1901 census at 7 Saint Mary's Terrace , Cork

1906 Dec. He married Frances Daunt in Cork. They had eight children in 20 years.

1911 census at 8 Clashduff, Bishopstown, Cork

1917 Joins Plasterer's Union

First name(s) Daniel
Last name Hallinan
Birth year 1885
Admission year 1917
Age 32
Occupation/grade Slater & Plasterer
Trade Railway workers
Union name National Union of Railwaymen
Union branch Cork 3

He became Capt and O/C of H Coy, 1st Battalion of IRA in Caok

1921 Jul 10. The Cork executions of 4 British soldiers just before the truce. Pádraig Óg Ó Ruairc sent me a copy of an article he wrote for History Ireland in which he says

The verifiable facts are that the soldiers left the British Army post at Cork Jail. They were travelling on foot and were unarmed. At 8 pm they were captured by a patrol of seven IRA volunteers who had been searching an area from Donovan’s Bridge along the Western Road in search of a suspected civilian informer. The only surviving account of the executions by an IRA participant is the official report sent to the IRA GHQ which gave no indication as to the grounds on which the execution was carried out. It simply reads: ‘We held up four soldiers (2 Royal Engineers, 2 Staffordshires) and searched them but found no arms. We took them to a field in our area where they were executed before 9 p.m.’ The author of this report, the Captain of H Company, 1st Battalion, Cork City Brigade, had led the operation and ordered the executions. However, like most contemporary IRA reports, it was signed with his rank, not his name which made it practically impossible to identify him. The recent release of the IRA Organisation and Membership Files by the Military Archives enables us for the first time to identify those who held rank in IRA at the time of the Truce.

The British soldiers who had killed Spriggs were members of the South Staffordshire Regiment.
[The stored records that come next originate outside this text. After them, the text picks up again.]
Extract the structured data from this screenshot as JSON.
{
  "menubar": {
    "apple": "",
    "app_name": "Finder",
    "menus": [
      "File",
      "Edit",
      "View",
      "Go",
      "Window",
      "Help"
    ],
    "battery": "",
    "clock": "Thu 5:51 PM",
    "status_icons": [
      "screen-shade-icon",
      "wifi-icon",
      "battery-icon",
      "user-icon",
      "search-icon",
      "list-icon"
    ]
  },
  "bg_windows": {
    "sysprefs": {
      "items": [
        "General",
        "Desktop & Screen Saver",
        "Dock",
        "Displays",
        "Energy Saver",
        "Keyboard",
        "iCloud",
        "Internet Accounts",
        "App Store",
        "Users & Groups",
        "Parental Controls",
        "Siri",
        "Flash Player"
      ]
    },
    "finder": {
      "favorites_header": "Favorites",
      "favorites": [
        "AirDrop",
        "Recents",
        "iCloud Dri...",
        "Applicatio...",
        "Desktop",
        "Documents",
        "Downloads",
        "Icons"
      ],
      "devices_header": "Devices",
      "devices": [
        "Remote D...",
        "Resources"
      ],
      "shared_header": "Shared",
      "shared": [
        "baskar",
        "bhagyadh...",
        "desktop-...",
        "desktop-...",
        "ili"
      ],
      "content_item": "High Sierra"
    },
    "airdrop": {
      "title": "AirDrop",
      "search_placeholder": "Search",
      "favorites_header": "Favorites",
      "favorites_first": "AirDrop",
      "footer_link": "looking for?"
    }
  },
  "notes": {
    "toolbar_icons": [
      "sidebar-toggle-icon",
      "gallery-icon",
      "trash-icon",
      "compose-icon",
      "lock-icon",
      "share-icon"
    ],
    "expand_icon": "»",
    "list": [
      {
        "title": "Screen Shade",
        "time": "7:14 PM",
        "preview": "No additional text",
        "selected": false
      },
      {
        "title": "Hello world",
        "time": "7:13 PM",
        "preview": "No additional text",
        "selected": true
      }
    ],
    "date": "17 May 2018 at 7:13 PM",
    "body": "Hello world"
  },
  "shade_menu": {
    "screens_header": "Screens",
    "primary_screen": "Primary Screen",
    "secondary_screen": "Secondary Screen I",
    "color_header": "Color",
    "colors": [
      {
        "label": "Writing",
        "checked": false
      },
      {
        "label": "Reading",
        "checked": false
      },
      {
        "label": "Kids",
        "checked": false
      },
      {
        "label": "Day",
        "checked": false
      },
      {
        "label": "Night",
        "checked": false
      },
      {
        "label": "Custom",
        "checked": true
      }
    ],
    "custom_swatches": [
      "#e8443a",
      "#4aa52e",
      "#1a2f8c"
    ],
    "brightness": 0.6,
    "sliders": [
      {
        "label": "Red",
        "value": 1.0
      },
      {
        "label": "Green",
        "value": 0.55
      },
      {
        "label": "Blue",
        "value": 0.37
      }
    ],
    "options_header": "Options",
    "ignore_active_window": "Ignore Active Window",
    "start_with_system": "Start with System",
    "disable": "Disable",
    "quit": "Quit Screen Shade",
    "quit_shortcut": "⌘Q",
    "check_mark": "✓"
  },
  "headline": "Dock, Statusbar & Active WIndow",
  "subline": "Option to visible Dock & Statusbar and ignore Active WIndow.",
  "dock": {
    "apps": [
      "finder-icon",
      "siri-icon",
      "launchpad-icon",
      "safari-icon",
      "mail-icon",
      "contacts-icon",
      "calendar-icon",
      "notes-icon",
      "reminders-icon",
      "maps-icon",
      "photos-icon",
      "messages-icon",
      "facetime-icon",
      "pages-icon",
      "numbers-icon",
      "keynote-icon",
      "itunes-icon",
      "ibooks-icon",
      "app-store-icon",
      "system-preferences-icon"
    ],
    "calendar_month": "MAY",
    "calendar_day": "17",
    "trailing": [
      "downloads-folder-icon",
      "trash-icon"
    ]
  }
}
Two of the British soldiers killed at Ellis quarry the following night, Daker and Morris were also South Staffordshires. Hallinan who ordered their execution appears to have known Denis Spriggs personally. As well as being members of the same IRA Battalion, both Hallinan and Spriggs worked as plasterers and were involved in the Cork Plasterers’ Union. All of the previous multiple shootings of off-duty British soldiers in Cork had been reprisals to avenge local IRA Volunteers killed while prisoners in British custody. These facts suggest that, far from being a pointless and unprovoked mass murderer the Ellis Quarry killings were a reprisal for the killing of Spriggs. Daniel Hallinan was expelled from the IRA during the Truce period, he was exiled from Cork and went to Dublin to enlist in the Civic Guard Ireland's new pro-Treaty police force. Hallinan was quickly promoted to the rank of Superintendent but his career as a police officer was short-lived.
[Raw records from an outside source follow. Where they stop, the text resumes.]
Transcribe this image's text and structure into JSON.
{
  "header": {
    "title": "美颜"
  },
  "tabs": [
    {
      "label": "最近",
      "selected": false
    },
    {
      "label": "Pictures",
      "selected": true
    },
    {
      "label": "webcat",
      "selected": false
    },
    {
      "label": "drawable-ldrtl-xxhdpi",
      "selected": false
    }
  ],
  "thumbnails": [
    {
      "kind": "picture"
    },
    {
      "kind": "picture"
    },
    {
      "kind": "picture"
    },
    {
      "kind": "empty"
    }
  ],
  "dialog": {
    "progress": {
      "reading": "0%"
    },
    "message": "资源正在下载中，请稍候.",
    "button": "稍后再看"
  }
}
1922 Nov 15. Appointed DI at Carlow. Inspector Dan Hallinan was the first Inspector to arrive on the 15th November, 1922. He was replaced in June, 1923, by Inspector Harry McGann. Hananan then moved to Waterford where he became a Superintendant.

1925. Jan. He was expelled from the force for indiscipline. Hallinan returned to Cork and resumed his previous trade as a plasterer.

1932 Hallinan was brought to court charged with the theft of funds belonging to the Operative Plasters and Tilers Society. He was declared bankrupt shortly afterwards and served a term of imprisonment in Cork Jail.

1942 Oct 13. He died in Cork, at the age of 57.